It took Lily Tomlin’s character Debbie Fiderer two tries to win the favor of President Bartlet when she interviewed for the executive secretary position on The West Wing, though there was a good excuse for missing on the first try (“I was high”) and, honestly, Fiderer wasn’t really about winning anybody’s favor.
“All right,” Martin Sheen as Bartlet said, exasperated as their second meeting seemed to go as badly as the first. “I think the interview’s over.”
“Yeah,” Tomlin as Fiderer agreed sardonically. “But let’s do this every once in a while.”
Debbie gets the job in the end, as the viewer knew she would, because — c’mon, you’re gonna bring Lily Tomlin on the show twice merely for fleeting comic relief? And somebody got the job as Mets general manager after it seemed nobody would because, c’mon, somebody had to.
The Mets made the hiring of Billy Eppler [1] official Thursday night and set him up with his ritual Zoom presser [2] Friday afternoon. The ritual isn’t Eppler’s personally, but it is what everybody the Mets install for a prominent role in the offseason submits to. I know this because the Mets install a lot of new people for prominent roles in the offseason. This offseason. Last offseason. The one before it. The one before that. We indeed do this once in a while.
This franchise hasn’t bridged the gap between seasons without at least one dog/pony show of a New Sheriff In Town nature since the winter of 2016-17. Making their media debuts live or virtually to varying degrees of fanfare since the relative period of stability that reigned during the Sandy Alderson/Terry Collins epoch have been Mickey Callaway, Brodie Van Wagenen, Carlos Beltran, Luis Rojas, Steve Cohen (he bought his way in), Alderson 2.0, Jared Porter and now Eppler. I don’t think Zack Scott got an introductory Zoom, settling instead for a vote of confidence in a prepared statement, befitting his “acting” designation. A manager to be named later will fairly soon sit in his parlor or maybe in front of the wall of dancing logos at Citi Field and keep the introductions coming.

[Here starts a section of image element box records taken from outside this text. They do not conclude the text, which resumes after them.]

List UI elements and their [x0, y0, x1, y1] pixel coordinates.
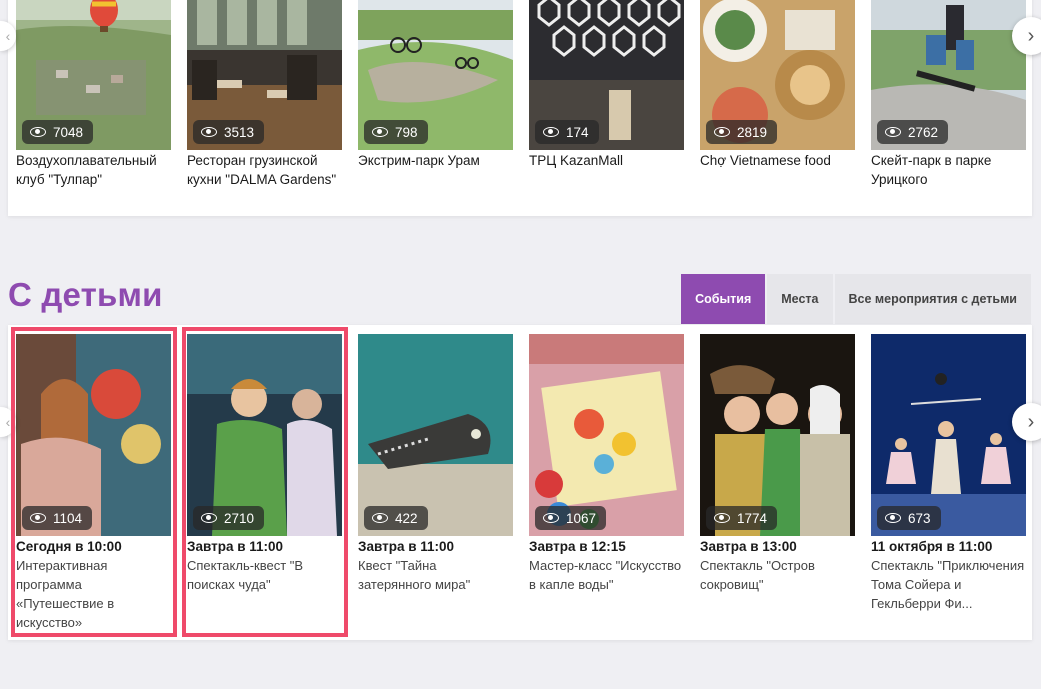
place-card[interactable]: 2819 Chợ Vietnamese food: [700, 0, 855, 170]
tab-places[interactable]: Места: [767, 274, 833, 324]
chevron-right-icon: ›: [1027, 410, 1035, 433]
views-badge: 673: [877, 506, 941, 530]
event-card[interactable]: 2710 Завтра в 11:00 Спектакль-квест "В по…: [187, 334, 342, 594]
section-title: С детьми: [8, 276, 163, 313]
eye-icon: [885, 127, 901, 137]
eye-icon: [30, 127, 46, 137]
place-title[interactable]: Chợ Vietnamese food: [700, 151, 855, 170]
place-image[interactable]: 2819: [700, 0, 855, 150]
event-card[interactable]: 1067 Завтра в 12:15 Мастер-класс "Искусс…: [529, 334, 684, 594]
views-badge: 7048: [22, 120, 94, 144]
place-image[interactable]: 798: [358, 0, 513, 150]
event-date: Завтра в 12:15: [529, 539, 626, 554]
event-date: 11 октября в 11:00: [871, 539, 993, 554]
views-badge: 2762: [877, 120, 949, 144]
place-card[interactable]: 3513 Ресторан грузинской кухни "DALMA Gar…: [187, 0, 342, 189]
event-card[interactable]: 673 11 октября в 11:00 Спектакль "Приклю…: [871, 334, 1026, 613]
event-card[interactable]: 422 Завтра в 11:00 Квест "Тайна затерянно…: [358, 334, 513, 594]
place-card[interactable]: 2762 Скейт-парк в парке Урицкого: [871, 0, 1026, 189]
event-title[interactable]: Интерактивная программа «Путешествие в иску…: [16, 556, 171, 632]
views-badge: 2819: [706, 120, 778, 144]
views-badge: 1774: [706, 506, 778, 530]
views-badge: 1067: [535, 506, 607, 530]
event-card[interactable]: 1774 Завтра в 13:00 Спектакль "Остров сок…: [700, 334, 855, 594]
eye-icon: [201, 127, 217, 137]
place-card[interactable]: 798 Экстрим-парк Урам: [358, 0, 513, 170]
views-badge: 3513: [193, 120, 265, 144]
event-title[interactable]: Спектакль-квест "В поисках чуда": [187, 556, 342, 594]
event-date: Завтра в 11:00: [358, 539, 455, 554]
views-badge: 1104: [22, 506, 93, 530]
place-card[interactable]: 174 ТРЦ KazanMall: [529, 0, 684, 170]
event-image[interactable]: 1774: [700, 334, 855, 536]
chevron-right-icon: ›: [1027, 24, 1035, 47]
place-title[interactable]: Ресторан грузинской кухни "DALMA Gardens": [187, 151, 342, 189]
event-title[interactable]: Спектакль "Остров сокровищ": [700, 556, 855, 594]
place-image[interactable]: 3513: [187, 0, 342, 150]
chevron-left-icon: ‹: [5, 28, 11, 44]
views-badge: 422: [364, 506, 428, 530]
event-title[interactable]: Спектакль "Приключения Тома Сойера и Гекль…: [871, 556, 1026, 613]
place-image[interactable]: 7048: [16, 0, 171, 150]
eye-icon: [543, 513, 559, 523]
chevron-left-icon: ‹: [5, 414, 11, 430]
event-date: Сегодня в 10:00: [16, 539, 122, 554]
kids-events-carousel: 1104 Сегодня в 10:00 Интерактивная програ…: [8, 325, 1032, 640]
place-card[interactable]: 7048 Воздухоплавательный клуб "Тулпар": [16, 0, 171, 189]
place-image[interactable]: 2762: [871, 0, 1026, 150]
event-title[interactable]: Мастер-класс "Искусство в капле воды": [529, 556, 684, 594]
eye-icon: [372, 513, 388, 523]
views-badge: 798: [364, 120, 428, 144]
section-tabs: События Места Все мероприятия с детьми: [681, 274, 1031, 324]
eye-icon: [714, 127, 730, 137]
place-title[interactable]: Воздухоплавательный клуб "Тулпар": [16, 151, 171, 189]
eye-icon: [543, 127, 559, 137]
event-image[interactable]: 2710: [187, 334, 342, 536]
eye-icon: [714, 513, 730, 523]
event-title[interactable]: Квест "Тайна затерянного мира": [358, 556, 513, 594]
tab-events[interactable]: События: [681, 274, 766, 324]
place-title[interactable]: Экстрим-парк Урам: [358, 151, 513, 170]
event-image[interactable]: 422: [358, 334, 513, 536]
views-badge: 174: [535, 120, 599, 144]
event-image[interactable]: 1104: [16, 334, 171, 536]
event-date: Завтра в 13:00: [700, 539, 797, 554]
places-carousel: 7048 Воздухоплавательный клуб "Тулпар" 35…: [8, 0, 1032, 216]
place-title[interactable]: ТРЦ KazanMall: [529, 151, 684, 170]
eye-icon: [30, 513, 46, 523]
event-image[interactable]: 673: [871, 334, 1026, 536]
tab-all-kids-events[interactable]: Все мероприятия с детьми: [834, 274, 1031, 324]
place-title[interactable]: Скейт-парк в парке Урицкого: [871, 151, 1026, 189]
eye-icon: [885, 513, 901, 523]
event-card[interactable]: 1104 Сегодня в 10:00 Интерактивная програ…: [16, 334, 171, 632]
views-badge: 2710: [193, 506, 265, 530]
event-image[interactable]: 1067: [529, 334, 684, 536]
place-image[interactable]: 174: [529, 0, 684, 150]
eye-icon: [201, 513, 217, 523]
eye-icon: [372, 127, 388, 137]
event-date: Завтра в 11:00: [187, 539, 284, 554]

That’s a lot of getting to know people from scratch or, in Alderson’s case, with a fresh perspective. Sooner or later, the tidbits and nuances that seem telling at first blend into a blur. Whose priority was making the players feel loved? Who pledged to build a new culture? Who forecast a world championship in three to five years? Some of them? All of them? Presented in the best light possible when they couldn’t have been more enthused to take on their challenge, they seemed like excellent individuals well-suited for running whichever portion of the Mets was supposed to be their bailiwick and we, therefore, were set to benefit.
Most of those named above are no longer with us in the Metsian sense. Nobody who isn’t here left in a blaze of glory.
Eppler is among us for now, though, and that’s swell, I suppose. With Cohen and Alderson hovering in the adjacent, larger Zoom window, he seemed quite happy to have signed a four-year contract and was sincerely glad to tell every reporter over Zoom that it was good to see them and that they’d each asked a great question. He complimented the passion of Mets fans, which was worth one brownie point, and tied it to experiencing our “rabid” ways first-hand when he sat at Shea Stadium in 2005, which was worth another. He preached the importance of depth for a franchise that deployed 64 players in 2021. He mentioned something about hitters needing to make better “swing decisions,” which sounds an awful lot like knowing when to swing, except in jargon. Also, “probabilistic” is apparently the new “analytic,” which replaced “advanced metric” a few years ago, which itself replaced “sabermetric” in baseballspeak.
I don’t want to be too cynical about what the former Angels GM brings to the Mets, but I also don’t want to read too much into Day One. After so many of these fellows have zoomed into and out of our immediate consciousness, it doesn’t seem worth getting attached let alone excited. If I’m overcorrecting to the point of blasé, I’ll happily recant when the champagne is flowing in two to four years and swear I saw something special there all along, I’m an Eppler, we’re an Eppler, wouldn’t you like to be an Eppler, too?
Good luck, Billy. Good luck to all of us.